Following deregulation, market chaos gripped much of the West. Artificially tight power supplies and congested transmission systems sent electricity prices through the roof. In short order, California's biggest investor-owned utilities were on the brink of bankruptcy and Californians were experiencing their first blackouts since the end of World War II.
We found ourselves tied as never before to statewide difficulties in maintaining reliable electricity supplies, and in 2000 we were forced to institute rotating outages on seven days. By the following year, we were setting up a system to insulate us from requirements to shut down power to customers in all but extreme cases of statewide grid instability.
The terrorist attacks in New York in 2001 caused heightened security at SMUD's facilities and offices. Some employees went off to war, and SMUD extended help to their families.

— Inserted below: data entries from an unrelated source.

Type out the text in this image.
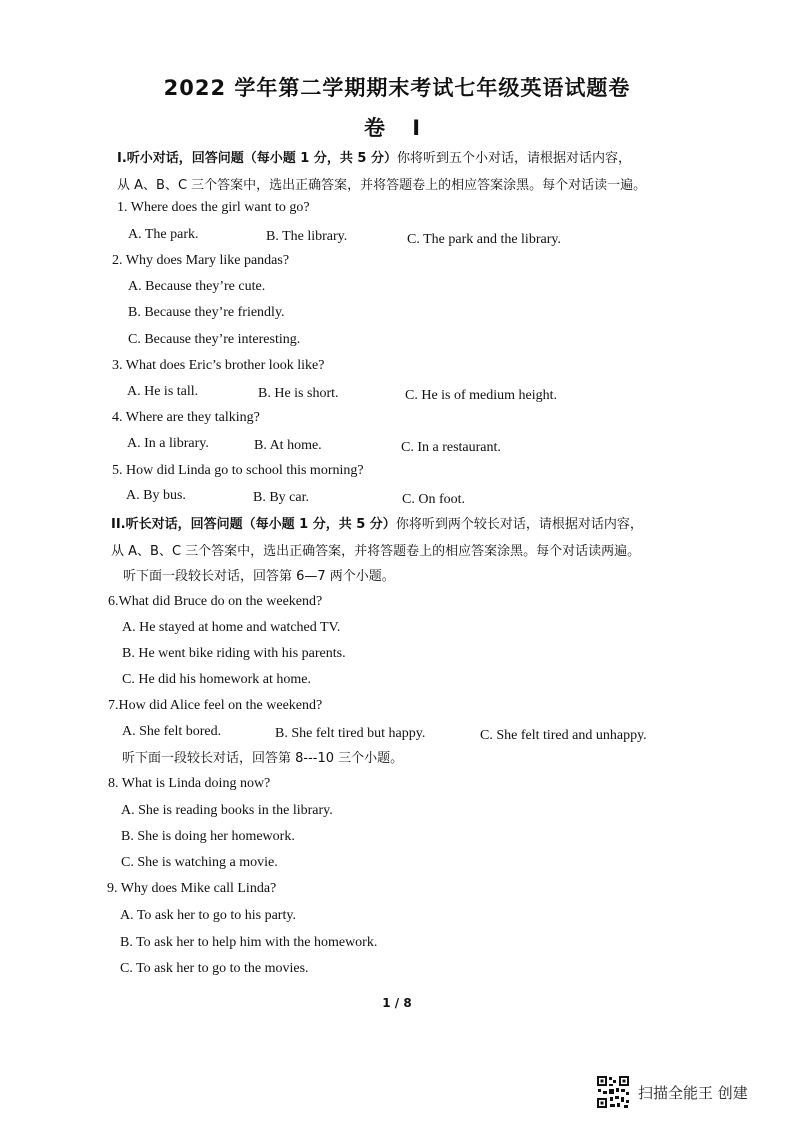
2022 学年第二学期期末考试七年级英语试题卷
卷 I
I.听小对话，回答问题（每小题 1 分，共 5 分）你将听到五个小对话，请根据对话内容，
从 A、B、C 三个答案中，选出正确答案，并将答题卷上的相应答案涂黑。每个对话读一遍。
1. Where does the girl want to go?
A. The park.	B. The library.	C. The park and the library.
2. Why does Mary like pandas?
A. Because they’re cute.
B. Because they’re friendly.
C. Because they’re interesting.
3. What does Eric’s brother look like?
A. He is tall.	B. He is short.	C. He is of medium height.
4. Where are they talking?
A. In a library.	B. At home.	C. In a restaurant.
5. How did Linda go to school this morning?
A. By bus.	B. By car.	C. On foot.
II.听长对话，回答问题（每小题 1 分，共 5 分）你将听到两个较长对话，请根据对话内容，
从 A、B、C 三个答案中，选出正确答案，并将答题卷上的相应答案涂黑。每个对话读两遍。
听下面一段较长对话，回答第 6—7 两个小题。
6.What did Bruce do on the weekend?
A. He stayed at home and watched TV.
B. He went bike riding with his parents.
C. He did his homework at home.
7.How did Alice feel on the weekend?
A. She felt bored.	B. She felt tired but happy.	C. She felt tired and unhappy.
听下面一段较长对话，回答第 8---10 三个小题。
8. What is Linda doing now?
A. She is reading books in the library.
B. She is doing her homework.
C. She is watching a movie.
9. Why does Mike call Linda?
A. To ask her to go to his party.
B. To ask her to help him with the homework.
C. To ask her to go to the movies.
1 / 8
扫描全能王 创建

By mid-decade. we had paid off the last of the Rancho Seco plant investment and were dismantling the reactor building equipment and spent fuel pool and started construction on a new 500-megawatt gas-fired plant on Rancho Seco property. We replaced hundreds of thousands of feet of underground cable to further improve reliability, and applied for a 50-year license renewal on our 688-MW hydroelectric generation facilities.
Even as we coped with deregulation and other difficult issues, we forged ahead with a major green-energy efforts such as our wind-power project in Solano County, Smart Homes, Greenergy, SolarShares, plug-in hybrid vehicles and a host of other initiatives.
We're well on our way to building a smart grid to help us operate more efficiently and give you better choices in the way you use energy.
This decade promises to be a dynamic time in the electric industry, and we're committed to helping you realize the promise of exciting new technologies while continuing to bring you reliable and affordable service.